• En Corse, à la recherche d’un pilote américain porté disparu depuis 1944

    En Corse, à la recherche d’un pilote américain porté disparu depuis 1944

    C’est une opération exceptionnelle que mène, au large de la Corse, une agence du département américain de la Défense, pour rapatrier les restes d’un pilote tombé aux commandes de son chasseur P47 durant la Seconde Guerre mondiale.

    Le mérou avance timidement dans le cockpit, inspecte le tableau de bord incrusté de coquillages. Dix-huit mètres sous les flots, ce corpulent poisson a élu domicile à l’intérieur de l’épave d’un avion de chasse de la Seconde Guerre mondiale, posée dans le calme mystérieux des profondeurs.

    Depuis le 26 juin, une étrange activité intrigue l’hôte de ces lieux. De longues heures durant, des plongeurs démineurs de la marine française explorent soigneusement la carlingue du P47 et ses environs, remuent le sable et la vase en quête d’indices, un étonnant aspirateur sous-marin à la main. Leur mission : rechercher les restes du pilote américain qui s’est crashé au large d’Anghione, en Corse, en 1944, à bord de son aéronef.

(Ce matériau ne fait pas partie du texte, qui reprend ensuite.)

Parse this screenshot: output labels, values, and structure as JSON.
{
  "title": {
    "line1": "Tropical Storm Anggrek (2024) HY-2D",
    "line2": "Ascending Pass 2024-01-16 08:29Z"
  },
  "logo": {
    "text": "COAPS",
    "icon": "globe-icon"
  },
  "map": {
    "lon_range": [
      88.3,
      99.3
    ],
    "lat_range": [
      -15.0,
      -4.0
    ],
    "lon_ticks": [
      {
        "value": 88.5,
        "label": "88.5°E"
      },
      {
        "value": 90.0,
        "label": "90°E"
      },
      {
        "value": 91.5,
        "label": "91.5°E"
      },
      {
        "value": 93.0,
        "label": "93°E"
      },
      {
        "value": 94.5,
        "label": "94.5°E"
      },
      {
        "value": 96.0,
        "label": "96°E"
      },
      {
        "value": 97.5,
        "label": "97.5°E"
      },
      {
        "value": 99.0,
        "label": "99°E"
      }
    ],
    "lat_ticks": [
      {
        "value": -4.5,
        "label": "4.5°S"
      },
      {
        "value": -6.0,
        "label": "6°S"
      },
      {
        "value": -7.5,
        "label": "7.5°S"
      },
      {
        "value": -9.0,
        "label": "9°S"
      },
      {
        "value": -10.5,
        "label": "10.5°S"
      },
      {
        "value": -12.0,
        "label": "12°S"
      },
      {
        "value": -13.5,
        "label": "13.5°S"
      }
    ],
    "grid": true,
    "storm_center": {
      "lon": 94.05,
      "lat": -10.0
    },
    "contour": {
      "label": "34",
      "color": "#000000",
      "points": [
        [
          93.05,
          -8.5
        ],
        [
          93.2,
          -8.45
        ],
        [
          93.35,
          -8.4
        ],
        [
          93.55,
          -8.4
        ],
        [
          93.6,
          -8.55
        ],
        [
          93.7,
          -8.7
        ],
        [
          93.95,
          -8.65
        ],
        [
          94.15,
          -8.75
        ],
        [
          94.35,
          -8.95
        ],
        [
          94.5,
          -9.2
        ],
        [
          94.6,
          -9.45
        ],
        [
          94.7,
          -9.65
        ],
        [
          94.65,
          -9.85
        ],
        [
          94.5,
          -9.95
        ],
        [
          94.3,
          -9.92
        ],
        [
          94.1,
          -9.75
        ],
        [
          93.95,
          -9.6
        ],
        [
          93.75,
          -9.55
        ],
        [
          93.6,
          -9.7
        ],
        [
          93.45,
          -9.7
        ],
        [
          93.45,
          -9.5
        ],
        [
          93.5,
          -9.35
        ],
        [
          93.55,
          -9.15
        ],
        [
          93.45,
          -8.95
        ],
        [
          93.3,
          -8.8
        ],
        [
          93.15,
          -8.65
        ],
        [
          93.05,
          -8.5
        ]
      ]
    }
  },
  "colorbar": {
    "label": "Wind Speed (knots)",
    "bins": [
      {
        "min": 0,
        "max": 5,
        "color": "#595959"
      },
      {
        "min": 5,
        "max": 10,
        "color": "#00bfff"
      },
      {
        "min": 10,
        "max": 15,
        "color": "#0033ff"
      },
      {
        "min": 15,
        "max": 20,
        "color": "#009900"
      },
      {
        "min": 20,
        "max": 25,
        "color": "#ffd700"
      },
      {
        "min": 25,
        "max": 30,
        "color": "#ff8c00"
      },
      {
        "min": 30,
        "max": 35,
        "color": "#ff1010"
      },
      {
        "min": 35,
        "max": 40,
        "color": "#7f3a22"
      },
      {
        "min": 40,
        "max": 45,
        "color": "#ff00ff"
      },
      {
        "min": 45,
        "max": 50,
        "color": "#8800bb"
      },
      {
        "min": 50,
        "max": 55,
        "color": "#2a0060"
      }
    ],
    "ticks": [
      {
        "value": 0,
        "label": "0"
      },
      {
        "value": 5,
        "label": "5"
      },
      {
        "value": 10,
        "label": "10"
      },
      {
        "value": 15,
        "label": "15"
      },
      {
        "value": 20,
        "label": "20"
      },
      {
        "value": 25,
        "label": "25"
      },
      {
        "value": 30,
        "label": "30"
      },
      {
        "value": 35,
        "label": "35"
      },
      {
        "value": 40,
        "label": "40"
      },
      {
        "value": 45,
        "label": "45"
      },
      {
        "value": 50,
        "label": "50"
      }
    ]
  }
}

    Une manœuvre inédite impulsée par la DPAA, l’agence américaine chargée de ramener aux États-Unis les soldats disparus. « C’est une question d’honneur pour les forces armées américaines, explique Simon Hankinson, consul général des États-Unis à Marseille. On n’abandonne jamais un soldat tombé sur le champ de bataille. On vient le chercher et on le ramène. » Malgré le temps, malgré les ravages de l’érosion. « Notre objectif est de l’identifier et de rendre sa dépouille à sa famille », ajoute Daniel Friedman, lieutenant de l’US Navy dépêché en Corse pour superviser cette mission.

    Les restes du cockpit. LP/Philippe de Poulpiquet

    Plus de 50 000 « boys » ont stationné là pendant la Seconde Guerre mondiale. Au point que leurs gradés ont donné un nom de code à l’île de Beauté : USS Corsica. USS, « United States ship », comme pour un de leurs navires de guerre. Ces pilotes, très jeunes pour la plupart, ont joué un rôle crucial dans la campagne d’Italie et le débarquement de Provence. Ils sont ainsi 27 500 Américains à reposer dans les abîmes de la Méditerranée.

    L’avion pulvérisé en deux morceaux

    C’est l’épave d’un de ces avions de combat qui a été découverte à 1 200 m des côtes de Castellare-di-Casinca, dans les années 1980. Pulvérisé en deux morceaux, qui témoignent de la violence de l’impact. Il faudra attendre 2014 et le cliché d’un passionné de plongée pour mettre au jour le numéro de l’appareil.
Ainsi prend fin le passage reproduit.